Scripture Readings: Exodus 3:1-8; 13-15; First Corinthians 10:1-6, 10-12; Luke 13:1-9

Each year the first two Sunday’s of Lent are linked with specific events in the life of Christ: the temptations he endured in the Judean desert and the Transfiguration on the mountain, as recorded in the Gospels. The third Sunday of Lent, though, is not so much centered on an event in Christ’s life, but is concerned with Jesus’ teaching on the patience, mercy and love of our God. The three reading assigned for this Sunday all touch on the importance of place hope in God, the All-Merciful and Giver-of-life, who is always ready to forgive transgressors.

The first lesson for Mass today recounts the memorable event of Moses before the burning bush at Horeb, the mountain of God. This profound experience of God’s presence elicits such immense awe and even fear, that Moses hid his face. This confirms the notion that God’s majesty is so great that no human being can gaze at it and live. But God is likewise near enough to tell Moses that the time has come for the Israelites to be freed from slavery in Egypt and that Moses would be the chosen instrument for bringing it about.

God assures Moses that he will not be alone, but under God’s provident care and thus should proceed with confidence in God’s saving help. The prophetic vocation of Moses shows clearly God’s love and compassion, especially for the oppressed and downtrodden.

Continuing along the same line of thinking, Jesus uses in his preaching an image for God as a gardener and the challenge of growing plants and trees, which includes weeding out what is not-productive or dead. In the case of the fig tree being described in the Gospel, the chief gardener or owner of the vineyard notices a fruitless tree and orders it to be cut down.

The vinedresser, though, pleads for another year, a further chance for the tree, in the hope that it may indeed bear fruit. The point being made by Jesus is that God is truly patient and merciful, more than willing to give innumerable chances for a change of heart, a deeper union, a fuller communion, with the living God. There comes a point, though, when in fact the human heart may be so far from God that nothing less than God’s all-powerful grace can redirect it. The reality of free will always has to be taken into account, of course, with the reminder that God never forces us to act against our will, but lovingly invites us to share in God’s life.

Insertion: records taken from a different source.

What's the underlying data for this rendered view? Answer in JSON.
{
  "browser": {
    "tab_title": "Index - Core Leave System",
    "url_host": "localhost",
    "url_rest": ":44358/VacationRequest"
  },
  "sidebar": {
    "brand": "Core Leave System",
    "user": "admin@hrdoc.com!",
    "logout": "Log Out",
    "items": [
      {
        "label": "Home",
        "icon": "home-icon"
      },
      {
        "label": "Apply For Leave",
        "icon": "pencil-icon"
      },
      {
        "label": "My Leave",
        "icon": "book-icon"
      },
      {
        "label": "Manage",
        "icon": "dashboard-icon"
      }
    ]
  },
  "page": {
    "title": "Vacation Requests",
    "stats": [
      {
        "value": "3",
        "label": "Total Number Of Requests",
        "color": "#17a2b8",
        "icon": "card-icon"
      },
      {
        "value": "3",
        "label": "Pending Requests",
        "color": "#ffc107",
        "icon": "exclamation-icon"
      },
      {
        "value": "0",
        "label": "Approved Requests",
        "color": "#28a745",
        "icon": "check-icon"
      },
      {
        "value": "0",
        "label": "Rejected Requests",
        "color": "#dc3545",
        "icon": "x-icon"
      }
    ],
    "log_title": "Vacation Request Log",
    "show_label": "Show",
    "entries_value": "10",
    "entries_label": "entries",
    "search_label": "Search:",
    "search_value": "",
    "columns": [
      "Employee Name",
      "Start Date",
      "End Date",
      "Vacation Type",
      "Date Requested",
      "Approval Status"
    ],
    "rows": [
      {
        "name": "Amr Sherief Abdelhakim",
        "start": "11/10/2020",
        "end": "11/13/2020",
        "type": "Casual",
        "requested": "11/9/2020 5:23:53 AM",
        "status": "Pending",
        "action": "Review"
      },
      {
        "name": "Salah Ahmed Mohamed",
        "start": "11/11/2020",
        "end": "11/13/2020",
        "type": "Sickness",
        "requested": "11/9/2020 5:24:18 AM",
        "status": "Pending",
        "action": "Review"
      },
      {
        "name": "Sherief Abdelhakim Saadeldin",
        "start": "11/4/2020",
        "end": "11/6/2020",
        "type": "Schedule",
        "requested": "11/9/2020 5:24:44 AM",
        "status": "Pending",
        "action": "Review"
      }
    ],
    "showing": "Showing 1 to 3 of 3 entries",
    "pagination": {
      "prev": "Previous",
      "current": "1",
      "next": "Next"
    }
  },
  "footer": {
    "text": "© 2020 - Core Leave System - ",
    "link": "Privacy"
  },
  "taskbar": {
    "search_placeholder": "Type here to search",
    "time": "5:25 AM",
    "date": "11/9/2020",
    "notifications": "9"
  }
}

In this Sunday’s Gospel passage Jesus is teaching his disciples never to let their lives be so out of control or far from God that the turning to God becomes more and more difficult, though never impossible. Our free will is just that: not being forced to choose for God and the ways of the Gospel, but truly free, leaving us with the ability to choose for God and life or seek the way of error and separation from God. That we want to avoid at all costs. It is never too late to turn to God.

Someone has said that we Christians speak much about God but in fact very little to God. In Lent we are being called to speak to God, to be people of prayer, striving for union with our Maker, at all times and everywhere. Our annual observance of Lent, forty days of special prayer, fasting and almsgiving or doing good, is a golden opportunity to meet our God and belong more fully to the One who ultimately satisfies the longings of the human heart.

Today is the acceptable time to return to God and to produce fruit in our life, the time to experience God’s loving mercy and to offer our forgiveness to those who have offended us in the past or are offending us now. This is the acceptable time to be kind-hearted and give others another chance. Christ can more freely enter our lives under such conditions, when we leave ourselves open to true life and love.

When we unite to celebrate the Eucharist in our Church we experience the presence of God in our midst and we thank God for such goodness and patience with us. Salvation history is the story of God’s redeeming mercy, expressed in faithful patience with all people past, present and to come. And “another year” is being offered to us to bear fruit.

The good fruit includes love, joy, peace, patience, kindness, generosity, faithfulness, gentleness and self control (see Galatians 5:22-23). And the greatest fruit produced is love and forgiveness toward all. We are only able to do this by the grace of God. May God’s grace come abundantly into our lives today and throughout these forty days of Lent.

“Those who hope in the Lord will renew their strength,” says the prophet Isaiah (40:31). Hope here is to be understood as closely linked to the virtue of waiting, of being patient. In Spanish, for example, the word esperar, means both to wait and to hope. “Saber esperar,” means to know how to hope and to know how to wait.

This is how God acts toward us and we are called to do likewise in our relationship to God and one another. “By waiting and by calm you shall be saved,” the prophet Isaiah also wrote (Is 30:15).

The Lord has promised to be at our side in good times and bad, in joy and in sorrow, and in this we can take great delight, for our God will never abandon us.